Je respecterai votre demande et je ne prendrai aucune initiative envers votre épouse ou sa famille avant d’avoir reçu votre accord.
Que L’Éternel Dieu vous bénisse.
Samuel Feldmann
Tel-Aviv
15 mars 1953
Je ferme les yeux. Des images m’assaillent. Cette lettre me donne des informations qui éclairent certains aspects de l’affaire, mais en obscurcissent d’autres.
Ma mère violée par des soldats russes ? Jamais je n’ai entendu parler d’une telle histoire. Comment a-t-elle pu taire cette horreur ? Comment l’a-t-elle surmontée ? Elle avait treize ans. Mon père le savait-il ou l’a-t-il appris seulement en recevant cette lettre ?
Je revois le voile de tristesse qui passait de temps à autre dans ses yeux. Revivait-elle cette scène ? Quelles séquelles en a-t-elle gardé ?
Par ailleurs, cette lettre démontre qu’il existe un lien entre le passé de ma mère et la mort de mon père. Je sais à présent qu’il recherchait des informations relatives à un événement qui s’est produit durant l’occupation allemande.
Quelles questions posait-il à cet apprenti pharmacien ? Que s’est-il passé à Lwów entre 1941 et 1944 ? En quoi ma mère était-elle concernée ? Cela valait-il la mort de mon père ?
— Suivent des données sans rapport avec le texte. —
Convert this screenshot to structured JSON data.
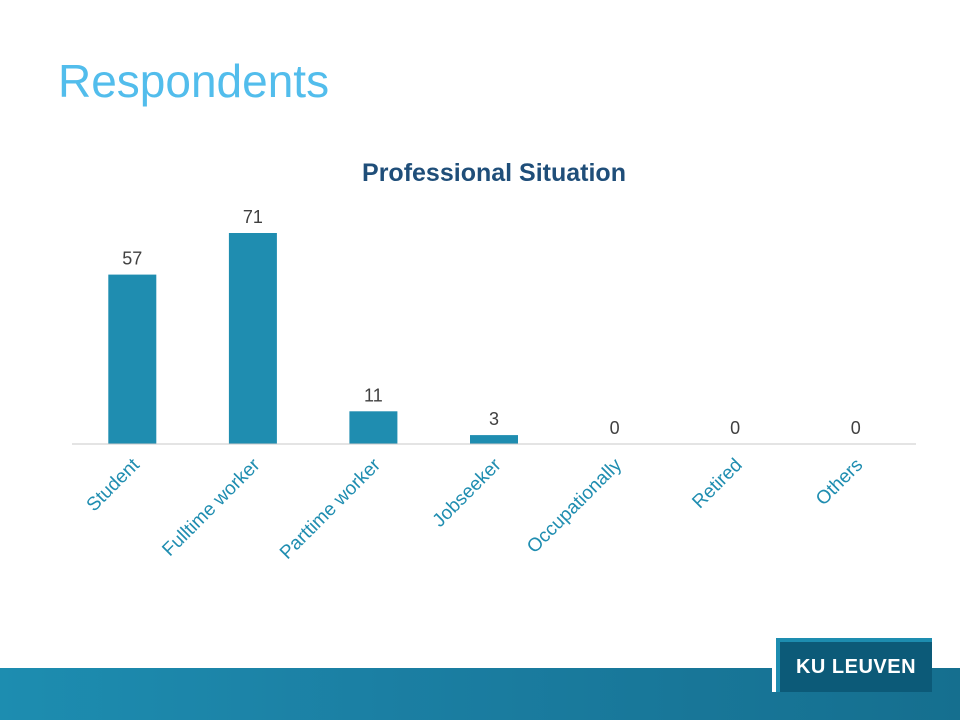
{
  "slide": {
    "title": "Respondents"
  },
  "colors": {
    "title": "#52bdec",
    "bar": "#1f8db0",
    "axis": "#c8c8c8",
    "chart_title": "#1f4e79",
    "footer": "#1d8db0",
    "logo_bg": "#0c5a78"
  },
  "chart_data": {
    "type": "bar",
    "title": "Professional Situation",
    "categories": [
      "Student",
      "Fulltime worker",
      "Parttime worker",
      "Jobseeker",
      "Occupationally",
      "Retired",
      "Others"
    ],
    "values": [
      57,
      71,
      11,
      3,
      0,
      0,
      0
    ],
    "xlabel": "",
    "ylabel": "",
    "ylim": [
      0,
      71
    ],
    "data_labels": true,
    "grid": false,
    "legend": "none"
  },
  "logo": {
    "text": "KU LEUVEN"
  }
}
Plus curieux, cette lettre prouve que mon père faisait cette recherche à l’insu de ma mère. Si ma mère ne savait pas que mon père fouillait dans son passé, elle ne savait pas non plus ce qu’il allait faire au Caire.
J’entends les paroles de Jeanne Dewitte.
Elle est venue après sa mort pour nous supplier.
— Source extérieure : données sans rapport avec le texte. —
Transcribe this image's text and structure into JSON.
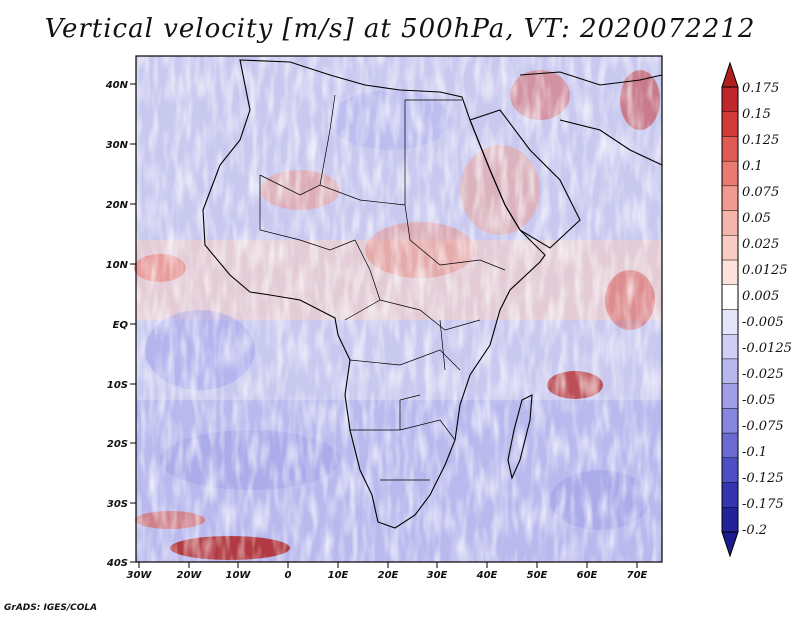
{
  "title": "Vertical velocity [m/s] at 500hPa, VT: 2020072212",
  "credit": "GrADS: IGES/COLA",
  "map": {
    "lat_labels": [
      "40N",
      "30N",
      "20N",
      "10N",
      "EQ",
      "10S",
      "20S",
      "30S",
      "40S"
    ],
    "lon_labels": [
      "30W",
      "20W",
      "10W",
      "0",
      "10E",
      "20E",
      "30E",
      "40E",
      "50E",
      "60E",
      "70E"
    ]
  },
  "colorbar": {
    "labels": [
      "0.175",
      "0.15",
      "0.125",
      "0.1",
      "0.075",
      "0.05",
      "0.025",
      "0.0125",
      "0.005",
      "-0.005",
      "-0.0125",
      "-0.025",
      "-0.05",
      "-0.075",
      "-0.1",
      "-0.125",
      "-0.175",
      "-0.2"
    ],
    "colors": [
      "#c0272d",
      "#d43a3a",
      "#e05a55",
      "#e87a72",
      "#f09a90",
      "#f5b5ab",
      "#f9cdc5",
      "#fde2dc",
      "#ffffff",
      "#e4e4fa",
      "#cfcff5",
      "#b8b8ef",
      "#a0a0e8",
      "#8686de",
      "#6a6ad2",
      "#4f4fc4",
      "#3535b0",
      "#22229a"
    ]
  }
}
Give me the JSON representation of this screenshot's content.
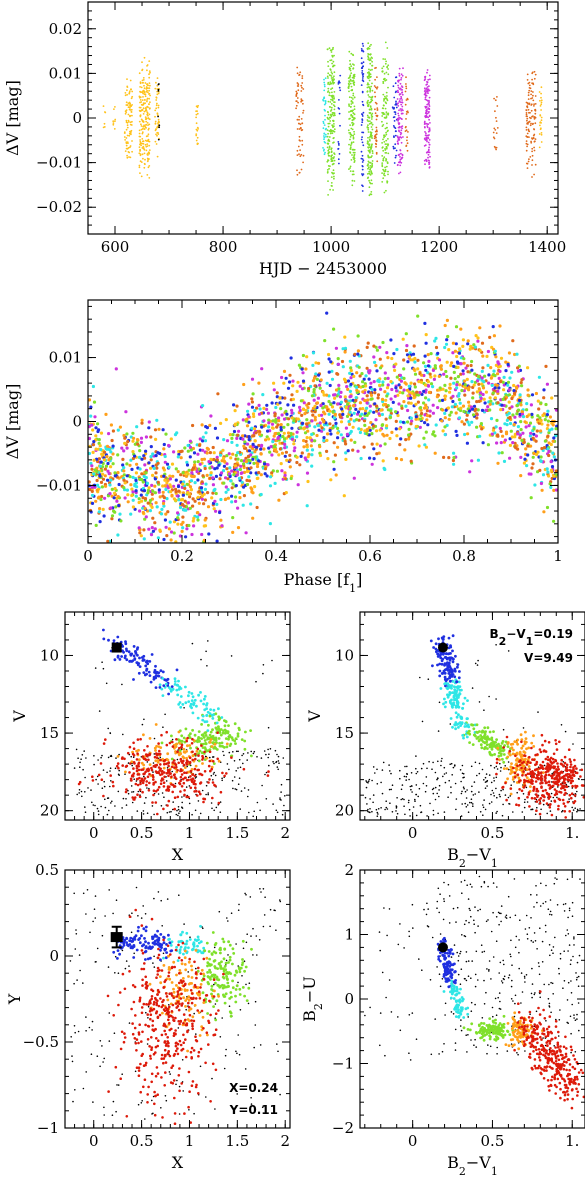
{
  "figure": {
    "colors": {
      "orange": "#e06a1c",
      "gold": "#ffc21a",
      "amber": "#ff9f1a",
      "green": "#7fe02a",
      "cyan": "#2ee6e6",
      "blue": "#1f2fe0",
      "purple": "#cc33dd",
      "red": "#dd1a0a",
      "black": "#000000"
    }
  },
  "chart_data": [
    {
      "id": "light-curve",
      "type": "scatter",
      "xlabel": "HJD − 2453000",
      "ylabel": "ΔV [mag]",
      "xlim": [
        550,
        1420
      ],
      "ylim": [
        0.026,
        -0.026
      ],
      "xticks": [
        "600",
        "800",
        "1000",
        "1200",
        "1400"
      ],
      "yticks": [
        "−0.02",
        "−0.01",
        "0",
        "0.01",
        "0.02"
      ],
      "ytick_values": [
        -0.02,
        -0.01,
        0,
        0.01,
        0.02
      ],
      "xtick_values": [
        600,
        800,
        1000,
        1200,
        1400
      ],
      "bands": [
        {
          "x": 580,
          "w": 4,
          "amp": 0.004,
          "color": "gold",
          "n": 6
        },
        {
          "x": 598,
          "w": 5,
          "amp": 0.006,
          "color": "gold",
          "n": 8
        },
        {
          "x": 625,
          "w": 14,
          "amp": 0.011,
          "color": "gold",
          "n": 90
        },
        {
          "x": 655,
          "w": 20,
          "amp": 0.014,
          "color": "gold",
          "n": 220
        },
        {
          "x": 678,
          "w": 8,
          "amp": 0.011,
          "color": "gold",
          "n": 50
        },
        {
          "x": 681,
          "w": 3,
          "amp": 0.01,
          "color": "black",
          "n": 8
        },
        {
          "x": 752,
          "w": 4,
          "amp": 0.007,
          "color": "gold",
          "n": 20
        },
        {
          "x": 942,
          "w": 14,
          "amp": 0.014,
          "color": "orange",
          "n": 70
        },
        {
          "x": 988,
          "w": 6,
          "amp": 0.011,
          "color": "cyan",
          "n": 40
        },
        {
          "x": 1000,
          "w": 14,
          "amp": 0.018,
          "color": "green",
          "n": 200
        },
        {
          "x": 1015,
          "w": 4,
          "amp": 0.012,
          "color": "blue",
          "n": 20
        },
        {
          "x": 1038,
          "w": 12,
          "amp": 0.016,
          "color": "green",
          "n": 150
        },
        {
          "x": 1058,
          "w": 4,
          "amp": 0.02,
          "color": "blue",
          "n": 60
        },
        {
          "x": 1072,
          "w": 10,
          "amp": 0.02,
          "color": "green",
          "n": 200
        },
        {
          "x": 1083,
          "w": 6,
          "amp": 0.012,
          "color": "orange",
          "n": 40
        },
        {
          "x": 1100,
          "w": 12,
          "amp": 0.018,
          "color": "green",
          "n": 130
        },
        {
          "x": 1118,
          "w": 8,
          "amp": 0.012,
          "color": "blue",
          "n": 40
        },
        {
          "x": 1128,
          "w": 10,
          "amp": 0.014,
          "color": "purple",
          "n": 120
        },
        {
          "x": 1140,
          "w": 5,
          "amp": 0.01,
          "color": "orange",
          "n": 25
        },
        {
          "x": 1178,
          "w": 10,
          "amp": 0.012,
          "color": "purple",
          "n": 140
        },
        {
          "x": 1305,
          "w": 8,
          "amp": 0.01,
          "color": "orange",
          "n": 18
        },
        {
          "x": 1370,
          "w": 18,
          "amp": 0.014,
          "color": "orange",
          "n": 120
        },
        {
          "x": 1388,
          "w": 4,
          "amp": 0.008,
          "color": "gold",
          "n": 25
        }
      ]
    },
    {
      "id": "phase-curve",
      "type": "scatter",
      "xlabel": "Phase [f1]",
      "ylabel": "ΔV [mag]",
      "xlim": [
        0,
        1
      ],
      "ylim": [
        0.019,
        -0.019
      ],
      "xticks": [
        "0",
        "0.2",
        "0.4",
        "0.6",
        "0.8",
        "1"
      ],
      "xtick_values": [
        0,
        0.2,
        0.4,
        0.6,
        0.8,
        1
      ],
      "yticks": [
        "−0.01",
        "0",
        "0.01"
      ],
      "ytick_values": [
        -0.01,
        0,
        0.01
      ],
      "profile": [
        [
          0,
          -0.006
        ],
        [
          0.1,
          -0.009
        ],
        [
          0.2,
          -0.011
        ],
        [
          0.3,
          -0.007
        ],
        [
          0.4,
          -0.002
        ],
        [
          0.5,
          0.002
        ],
        [
          0.6,
          0.003
        ],
        [
          0.7,
          0.004
        ],
        [
          0.8,
          0.005
        ],
        [
          0.9,
          0.003
        ],
        [
          1.0,
          -0.006
        ]
      ],
      "series_colors": [
        "green",
        "gold",
        "blue",
        "amber",
        "purple",
        "cyan",
        "orange"
      ],
      "n": 2600
    },
    {
      "id": "cmd-v-x",
      "type": "scatter",
      "xlabel": "X",
      "ylabel": "V",
      "xlim": [
        -0.3,
        2.05
      ],
      "ylim": [
        7.2,
        20.6
      ],
      "xticks": [
        "0",
        "0.5",
        "1",
        "1.5",
        "2"
      ],
      "xtick_values": [
        0,
        0.5,
        1,
        1.5,
        2
      ],
      "yticks": [
        "10",
        "15",
        "20"
      ],
      "ytick_values": [
        10,
        15,
        20
      ],
      "star": {
        "x": 0.24,
        "y": 9.49,
        "err_y": 0.3
      }
    },
    {
      "id": "cmd-v-bv",
      "type": "scatter",
      "xlabel": "B2−V1",
      "ylabel": "V",
      "xlim": [
        -0.33,
        1.08
      ],
      "ylim": [
        7.2,
        20.6
      ],
      "xticks": [
        "0",
        "0.5",
        "1."
      ],
      "xtick_values": [
        0,
        0.5,
        1
      ],
      "yticks": [
        "10",
        "15",
        "20"
      ],
      "ytick_values": [
        10,
        15,
        20
      ],
      "star": {
        "x": 0.19,
        "y": 9.49
      },
      "annotations": [
        "B2−V1=0.19",
        "V=9.49"
      ]
    },
    {
      "id": "ccd-y-x",
      "type": "scatter",
      "xlabel": "X",
      "ylabel": "Y",
      "xlim": [
        -0.3,
        2.05
      ],
      "ylim": [
        0.5,
        -1.0
      ],
      "xticks": [
        "0",
        "0.5",
        "1",
        "1.5",
        "2"
      ],
      "xtick_values": [
        0,
        0.5,
        1,
        1.5,
        2
      ],
      "yticks": [
        "0.5",
        "0",
        "−0.5",
        "−1"
      ],
      "ytick_values": [
        0.5,
        0,
        -0.5,
        -1
      ],
      "star": {
        "x": 0.24,
        "y": 0.11,
        "err_y": 0.06
      },
      "annotations": [
        "X=0.24",
        "Y=0.11"
      ]
    },
    {
      "id": "ccd-bu-bv",
      "type": "scatter",
      "xlabel": "B2−V1",
      "ylabel": "B2−U",
      "xlim": [
        -0.33,
        1.08
      ],
      "ylim": [
        2.0,
        -2.0
      ],
      "xticks": [
        "0",
        "0.5",
        "1."
      ],
      "xtick_values": [
        0,
        0.5,
        1
      ],
      "yticks": [
        "2",
        "1",
        "0",
        "−1",
        "−2"
      ],
      "ytick_values": [
        2,
        1,
        0,
        -1,
        -2
      ],
      "star": {
        "x": 0.19,
        "y": 0.8
      }
    }
  ]
}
J’ai mal interprété le message. Ma mère n’a su ce qu’il allait y faire qu’après sa mort.
Qu’avait-elle à cacher ? Y a-t-il un rapport entre ce qu’elle aurait commis et le nazi de la photo, un lien entre cet acte et la mort de cet autre nazi en 1954 ?
Ses derniers mots me reviennent et prennent de nouvelles acceptions.
Je regrette tellement.
Qu’avait-elle à regretter ?
Regrettait-elle que mon père ne lui ait pas parlé de ses recherches ? Regrettait-elle ce qu’elle avait fait ? Regrettait-elle de ne pas lui en avoir parlé ?
Les questions se télescopent.
Jusqu’à ce matin, j’avais le sentiment d’avancer.
À présent, j’ai le sentiment que le chemin s’assombrit.
Dès son retour à Karlsruhe, à la mi-janvier, Nathan s’attela à la préparation de la mission qui lui avait été confiée.
Dans un premier temps, il lui fallait prouver à Aaron que la proposition qu’il avait faite était réaliste, même si elle présentait certains risques. En outre, sa mise en œuvre prendrait du temps et nécessiterait un suivi régulier.
La phase préalable fut confiée à Moshe. Il pénétra de nuit dans la mairie de Neuhof et y subtilisa les registres de la population.
Muni de ces documents, il rejoignit Nathan dans un hôtel situé à Fulda, à quelques kilomètres de là. Ils se mirent immédiatement au travail et prirent plus de quatre heures pour photographier toutes les pages des répertoires.
L’opération terminée, Moshe fit le chemin inverse, s’infiltra une nouvelle fois dans la mairie et remit les registres en place en veillant à ne laisser aucune trace de son passage.